Bono: No. What I still want from my life is a wholeness that I don't believe Elvis has. I had a conversation with Jerry Lee Lewis years ago, because I always felt he's the man who had these driving dualities. As with that moment in Sun where he stops the session and says, "This is the devil's music, I'm not going to make it." He's either in the church choir or down the strip. There are those extremes that, for Jerry Lee Lewis, seem not to be resolvable. But I remember saying to him, "Amazing Grace/How sweet the sound. Music is the sound. Don't you see?" Yet people like Jerry Lee find it so hard to resolve these tensions because of the battering they received from the Bible Belt. On the other hand, I've had the experience of unmolested spiritual growth, so I believe I can live in a way that these people can't. I understand, I think, a little better these two urges and how, although they are paradoxical, they are comfortable to live with -- the spiritual life and the sexual/physical life. And so, to answer your question, the only encouragement I get from Elvis at that level, is "don't make the mistake of being driven by this idea that you can't have it all -- because you can." That is, to be whole.
Jackson: Do you think Elvis sought that sense of wholeness through drugs, or tried to escape from the fact he couldn't reconcile such opposing forces in his own life?
Bono: I really think he was trying mostly to escape the pain of the guilt, the pain of believing that he was tapping into voodoo and the spirit of the devil. All of that must have affected him because of his Pentecostal upbringing. And he must've known, instinctively, that when he sang he was touched by the spirit of God. And he apparently did read countless books trying to figure out such questions, but I don't think he ever got a satisfactory answer. It's the thing that Bob Marley lived, and not just in terms of the sex and the spirit but in terms of the politics. He had that three-chorded strand. That's the wholeness I'm looking for. It says in the Bible, "The three-chord strand cannot be broken." That's a reference to the Trinity, obviously, and the Trinity is God the Father, God the Son -- which is the flesh, Jesus wanting to understand what it's like to have a body -- and the Holy Spirit. That's what we must aspire towards. But Elvis didn't reach that state of being, he was crushed under the weight of not figuring out how to draw together those three strands. And crushed under not being able to accept that God loves him, loves his creations as they are, and where they are. That's the tragedy.
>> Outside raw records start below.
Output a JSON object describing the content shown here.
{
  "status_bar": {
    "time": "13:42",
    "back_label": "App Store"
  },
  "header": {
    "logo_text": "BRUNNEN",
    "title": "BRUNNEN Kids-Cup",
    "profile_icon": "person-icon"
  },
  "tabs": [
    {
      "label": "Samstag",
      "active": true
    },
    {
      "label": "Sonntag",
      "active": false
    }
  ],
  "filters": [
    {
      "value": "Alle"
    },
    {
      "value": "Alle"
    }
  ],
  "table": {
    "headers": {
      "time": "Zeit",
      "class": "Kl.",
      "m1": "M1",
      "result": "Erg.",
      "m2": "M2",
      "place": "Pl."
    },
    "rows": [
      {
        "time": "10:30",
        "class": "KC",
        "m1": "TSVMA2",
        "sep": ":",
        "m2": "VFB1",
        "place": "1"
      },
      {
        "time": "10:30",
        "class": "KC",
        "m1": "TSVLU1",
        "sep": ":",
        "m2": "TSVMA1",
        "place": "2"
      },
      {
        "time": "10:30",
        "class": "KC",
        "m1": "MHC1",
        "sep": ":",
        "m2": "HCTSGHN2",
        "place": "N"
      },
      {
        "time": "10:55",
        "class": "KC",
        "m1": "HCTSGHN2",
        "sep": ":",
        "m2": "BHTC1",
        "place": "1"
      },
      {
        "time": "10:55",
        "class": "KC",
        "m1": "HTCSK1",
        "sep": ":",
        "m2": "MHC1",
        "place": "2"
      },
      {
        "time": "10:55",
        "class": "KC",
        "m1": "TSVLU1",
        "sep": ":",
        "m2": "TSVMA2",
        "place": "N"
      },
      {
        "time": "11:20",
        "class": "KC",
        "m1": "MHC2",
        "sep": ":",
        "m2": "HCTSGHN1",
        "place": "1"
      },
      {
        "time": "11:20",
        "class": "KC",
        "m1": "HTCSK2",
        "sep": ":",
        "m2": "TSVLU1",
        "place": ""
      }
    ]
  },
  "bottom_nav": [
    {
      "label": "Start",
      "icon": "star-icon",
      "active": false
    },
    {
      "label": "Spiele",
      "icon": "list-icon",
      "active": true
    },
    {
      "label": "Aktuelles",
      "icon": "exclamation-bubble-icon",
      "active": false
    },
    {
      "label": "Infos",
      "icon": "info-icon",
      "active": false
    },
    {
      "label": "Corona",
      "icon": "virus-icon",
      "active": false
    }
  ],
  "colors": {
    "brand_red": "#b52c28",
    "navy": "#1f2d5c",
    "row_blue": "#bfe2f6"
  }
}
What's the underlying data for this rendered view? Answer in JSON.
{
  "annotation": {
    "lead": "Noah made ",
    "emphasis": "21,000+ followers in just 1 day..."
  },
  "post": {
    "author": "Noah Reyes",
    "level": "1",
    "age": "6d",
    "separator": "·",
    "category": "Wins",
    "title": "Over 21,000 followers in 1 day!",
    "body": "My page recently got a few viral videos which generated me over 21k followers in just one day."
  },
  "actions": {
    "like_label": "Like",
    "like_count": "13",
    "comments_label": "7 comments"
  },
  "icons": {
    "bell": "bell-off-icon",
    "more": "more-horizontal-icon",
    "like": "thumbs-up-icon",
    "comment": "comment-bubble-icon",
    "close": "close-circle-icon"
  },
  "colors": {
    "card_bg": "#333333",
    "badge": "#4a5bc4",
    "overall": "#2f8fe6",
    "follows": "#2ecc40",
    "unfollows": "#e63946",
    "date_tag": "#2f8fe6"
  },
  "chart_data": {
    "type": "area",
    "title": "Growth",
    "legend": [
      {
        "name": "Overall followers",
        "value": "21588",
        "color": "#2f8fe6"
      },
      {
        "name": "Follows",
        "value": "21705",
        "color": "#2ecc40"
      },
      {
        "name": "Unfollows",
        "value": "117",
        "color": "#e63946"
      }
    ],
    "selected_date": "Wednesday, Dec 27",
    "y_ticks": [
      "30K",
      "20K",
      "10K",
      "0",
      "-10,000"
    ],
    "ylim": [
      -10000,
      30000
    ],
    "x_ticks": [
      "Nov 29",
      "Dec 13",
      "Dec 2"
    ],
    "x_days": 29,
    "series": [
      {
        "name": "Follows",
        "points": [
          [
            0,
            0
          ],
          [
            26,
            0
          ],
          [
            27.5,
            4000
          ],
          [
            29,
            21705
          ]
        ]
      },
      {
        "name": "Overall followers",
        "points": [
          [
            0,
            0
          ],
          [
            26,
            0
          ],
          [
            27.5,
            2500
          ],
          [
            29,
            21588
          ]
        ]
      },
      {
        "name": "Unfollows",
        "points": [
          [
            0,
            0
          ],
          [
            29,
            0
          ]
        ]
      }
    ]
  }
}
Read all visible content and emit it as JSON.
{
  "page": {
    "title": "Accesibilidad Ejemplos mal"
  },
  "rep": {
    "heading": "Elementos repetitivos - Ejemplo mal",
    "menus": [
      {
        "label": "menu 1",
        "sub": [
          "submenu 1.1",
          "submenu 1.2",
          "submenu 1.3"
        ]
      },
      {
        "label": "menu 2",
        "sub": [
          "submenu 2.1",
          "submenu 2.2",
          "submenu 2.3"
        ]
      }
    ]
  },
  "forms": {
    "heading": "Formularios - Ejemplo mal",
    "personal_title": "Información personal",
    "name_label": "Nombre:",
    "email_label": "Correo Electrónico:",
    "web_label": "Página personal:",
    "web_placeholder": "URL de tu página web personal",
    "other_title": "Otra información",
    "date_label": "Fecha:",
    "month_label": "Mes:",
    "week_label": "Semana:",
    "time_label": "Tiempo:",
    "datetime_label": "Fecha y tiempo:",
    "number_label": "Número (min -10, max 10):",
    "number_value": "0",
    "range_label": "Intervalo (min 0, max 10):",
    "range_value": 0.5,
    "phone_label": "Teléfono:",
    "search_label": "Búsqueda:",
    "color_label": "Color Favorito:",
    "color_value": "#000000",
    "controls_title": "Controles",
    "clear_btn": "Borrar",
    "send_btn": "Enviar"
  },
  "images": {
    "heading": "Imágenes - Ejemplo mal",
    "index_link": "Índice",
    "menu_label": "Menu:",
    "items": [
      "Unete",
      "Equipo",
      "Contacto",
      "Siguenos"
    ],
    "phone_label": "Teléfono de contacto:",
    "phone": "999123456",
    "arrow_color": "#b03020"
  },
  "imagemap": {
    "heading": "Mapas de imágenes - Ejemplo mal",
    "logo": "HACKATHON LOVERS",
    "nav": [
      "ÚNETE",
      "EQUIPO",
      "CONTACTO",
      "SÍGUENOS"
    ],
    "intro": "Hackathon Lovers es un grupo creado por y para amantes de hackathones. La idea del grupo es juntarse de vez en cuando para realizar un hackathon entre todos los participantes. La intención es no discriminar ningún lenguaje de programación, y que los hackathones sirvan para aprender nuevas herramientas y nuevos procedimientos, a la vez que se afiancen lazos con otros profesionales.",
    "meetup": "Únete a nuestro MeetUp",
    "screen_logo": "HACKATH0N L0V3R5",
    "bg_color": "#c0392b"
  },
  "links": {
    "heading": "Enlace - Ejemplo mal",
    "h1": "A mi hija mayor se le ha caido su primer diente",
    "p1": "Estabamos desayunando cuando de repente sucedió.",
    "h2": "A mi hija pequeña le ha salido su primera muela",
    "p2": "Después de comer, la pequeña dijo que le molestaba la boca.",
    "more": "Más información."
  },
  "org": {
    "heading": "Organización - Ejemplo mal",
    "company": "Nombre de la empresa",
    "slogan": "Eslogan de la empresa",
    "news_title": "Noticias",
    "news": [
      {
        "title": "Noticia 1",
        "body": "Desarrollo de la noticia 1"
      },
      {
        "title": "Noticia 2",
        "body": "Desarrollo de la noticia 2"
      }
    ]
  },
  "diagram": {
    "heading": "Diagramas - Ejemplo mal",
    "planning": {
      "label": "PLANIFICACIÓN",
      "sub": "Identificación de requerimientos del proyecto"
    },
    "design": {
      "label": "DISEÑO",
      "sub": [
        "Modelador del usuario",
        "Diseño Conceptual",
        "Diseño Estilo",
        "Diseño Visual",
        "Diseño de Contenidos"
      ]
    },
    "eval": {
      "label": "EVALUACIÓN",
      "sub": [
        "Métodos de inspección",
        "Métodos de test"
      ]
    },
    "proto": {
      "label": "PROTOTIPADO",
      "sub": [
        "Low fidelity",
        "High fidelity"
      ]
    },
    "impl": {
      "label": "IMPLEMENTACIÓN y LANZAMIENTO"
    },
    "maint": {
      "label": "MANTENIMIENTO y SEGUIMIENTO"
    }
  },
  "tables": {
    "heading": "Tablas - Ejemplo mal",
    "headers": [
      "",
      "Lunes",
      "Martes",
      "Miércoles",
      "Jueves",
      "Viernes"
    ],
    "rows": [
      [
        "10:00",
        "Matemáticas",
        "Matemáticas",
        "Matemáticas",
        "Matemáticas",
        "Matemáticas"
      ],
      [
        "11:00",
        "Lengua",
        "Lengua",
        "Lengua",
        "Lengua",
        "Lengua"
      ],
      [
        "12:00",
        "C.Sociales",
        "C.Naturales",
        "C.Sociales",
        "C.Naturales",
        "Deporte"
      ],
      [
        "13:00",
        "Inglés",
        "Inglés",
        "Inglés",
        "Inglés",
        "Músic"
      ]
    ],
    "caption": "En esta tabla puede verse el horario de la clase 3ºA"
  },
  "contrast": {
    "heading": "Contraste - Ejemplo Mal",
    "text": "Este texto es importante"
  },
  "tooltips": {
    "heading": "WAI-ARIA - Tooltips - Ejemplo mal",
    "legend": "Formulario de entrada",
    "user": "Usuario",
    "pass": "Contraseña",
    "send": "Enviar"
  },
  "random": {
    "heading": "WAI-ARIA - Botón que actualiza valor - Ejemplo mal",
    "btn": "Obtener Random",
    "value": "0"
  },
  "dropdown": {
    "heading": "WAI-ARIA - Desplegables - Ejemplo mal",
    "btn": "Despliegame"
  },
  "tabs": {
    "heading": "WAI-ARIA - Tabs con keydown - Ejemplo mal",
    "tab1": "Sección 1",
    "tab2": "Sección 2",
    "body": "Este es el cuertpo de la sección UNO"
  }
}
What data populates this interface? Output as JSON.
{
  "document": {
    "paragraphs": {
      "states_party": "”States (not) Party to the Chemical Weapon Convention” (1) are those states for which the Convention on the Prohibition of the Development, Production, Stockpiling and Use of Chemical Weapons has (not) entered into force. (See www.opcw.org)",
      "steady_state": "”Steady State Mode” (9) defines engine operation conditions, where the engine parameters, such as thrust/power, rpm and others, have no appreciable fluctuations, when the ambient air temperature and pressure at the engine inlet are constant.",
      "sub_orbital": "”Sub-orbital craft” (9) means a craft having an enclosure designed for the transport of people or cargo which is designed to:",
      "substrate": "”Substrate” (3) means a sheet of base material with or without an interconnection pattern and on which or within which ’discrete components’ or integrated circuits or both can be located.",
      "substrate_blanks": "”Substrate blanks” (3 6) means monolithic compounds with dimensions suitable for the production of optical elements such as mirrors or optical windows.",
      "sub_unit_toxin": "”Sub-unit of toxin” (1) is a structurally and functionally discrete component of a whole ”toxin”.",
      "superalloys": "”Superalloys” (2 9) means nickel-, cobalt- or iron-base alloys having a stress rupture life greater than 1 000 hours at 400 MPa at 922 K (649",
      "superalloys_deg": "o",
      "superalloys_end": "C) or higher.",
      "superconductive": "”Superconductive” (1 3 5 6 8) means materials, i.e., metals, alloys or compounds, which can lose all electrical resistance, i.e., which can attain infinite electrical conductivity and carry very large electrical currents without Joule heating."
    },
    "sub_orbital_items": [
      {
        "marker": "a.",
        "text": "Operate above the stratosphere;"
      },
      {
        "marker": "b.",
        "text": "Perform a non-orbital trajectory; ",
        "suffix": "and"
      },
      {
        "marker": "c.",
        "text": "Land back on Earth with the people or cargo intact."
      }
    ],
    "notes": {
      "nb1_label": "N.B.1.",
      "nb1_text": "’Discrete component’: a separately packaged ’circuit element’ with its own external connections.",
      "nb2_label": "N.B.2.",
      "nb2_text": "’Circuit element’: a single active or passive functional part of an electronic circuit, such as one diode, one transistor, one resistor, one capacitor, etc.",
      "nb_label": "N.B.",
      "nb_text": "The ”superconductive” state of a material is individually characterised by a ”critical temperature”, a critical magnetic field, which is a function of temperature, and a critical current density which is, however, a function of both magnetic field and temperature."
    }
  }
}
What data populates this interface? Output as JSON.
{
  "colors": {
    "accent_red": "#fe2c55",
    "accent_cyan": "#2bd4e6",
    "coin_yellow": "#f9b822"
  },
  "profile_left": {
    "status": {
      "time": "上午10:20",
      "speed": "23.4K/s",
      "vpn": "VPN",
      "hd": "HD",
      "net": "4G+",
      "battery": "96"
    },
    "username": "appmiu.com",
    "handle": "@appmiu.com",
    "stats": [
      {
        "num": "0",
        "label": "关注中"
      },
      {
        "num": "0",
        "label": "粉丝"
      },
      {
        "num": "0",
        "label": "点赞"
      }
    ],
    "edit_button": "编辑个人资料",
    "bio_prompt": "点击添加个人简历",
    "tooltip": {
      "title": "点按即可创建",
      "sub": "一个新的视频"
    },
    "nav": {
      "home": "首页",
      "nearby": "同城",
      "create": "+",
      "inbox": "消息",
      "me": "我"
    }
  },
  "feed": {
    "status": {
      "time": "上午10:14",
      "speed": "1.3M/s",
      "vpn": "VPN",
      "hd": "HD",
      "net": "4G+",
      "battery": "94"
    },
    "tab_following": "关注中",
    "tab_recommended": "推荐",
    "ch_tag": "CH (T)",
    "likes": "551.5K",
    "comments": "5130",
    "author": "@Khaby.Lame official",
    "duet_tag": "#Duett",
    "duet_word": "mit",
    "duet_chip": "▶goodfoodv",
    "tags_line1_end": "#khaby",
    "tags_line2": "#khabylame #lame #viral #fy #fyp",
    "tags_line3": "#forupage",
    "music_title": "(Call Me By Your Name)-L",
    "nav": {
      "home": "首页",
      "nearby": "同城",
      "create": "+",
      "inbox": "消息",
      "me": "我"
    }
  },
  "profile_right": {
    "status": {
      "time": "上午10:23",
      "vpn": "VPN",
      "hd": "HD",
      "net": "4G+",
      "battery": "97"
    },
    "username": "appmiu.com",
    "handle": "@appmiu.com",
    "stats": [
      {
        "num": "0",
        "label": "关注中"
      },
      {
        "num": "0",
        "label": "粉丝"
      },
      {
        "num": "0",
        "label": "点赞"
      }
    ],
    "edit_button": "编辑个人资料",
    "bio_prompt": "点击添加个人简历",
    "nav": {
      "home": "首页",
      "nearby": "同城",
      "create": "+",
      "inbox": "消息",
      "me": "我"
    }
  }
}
Though the problem also is learning how to live with the tensions between those forces and the thought that you may never pull them together. Maybe even feeding off that, which I think is what I do in terms of all the music I create, and my life. Elvis was left with those two great energies, sexual and spiritual, and even though he never resolved how to draw them together, with the the third strand, his music did help so many of us to pull together at least two of those strands. That was his greatest contribution to rock 'n' roll and to our cultural life in general. That's his greatest legacy.
Jackson: Elvis's motto was "Taking care of business," obviously another part of his legacy for U2.
Bono: Definitely. I've always wanted U2 to take on this middle-class, bourgeois preconception that art must stand apart from commerce. And U2 do call it "TCB." We quote Elvis. We are a gang of four, but a corporation of five, so we sit down and go through the numbers and say, "Taking Care of Business."
Jackson: Nonetheless, critics suggest that your business involvements "pollute" the art, the music -- that you could end up "selling your soul" for wealth, as maybe Elvis did in Hollywood.
Bono: This is madness. Look at Picasso. And the real point is that business shouldn't be left out of the creative process. The key is to serve your vision and not just serve the making of money. If you serve the concept of money-making you do sell out your vision, and soul. And U2 have learned from Elvis in that area. That's why we've no problem serving art and business, seeing both as two sides of the same equation. That's not a bad legacy from "the man" is it?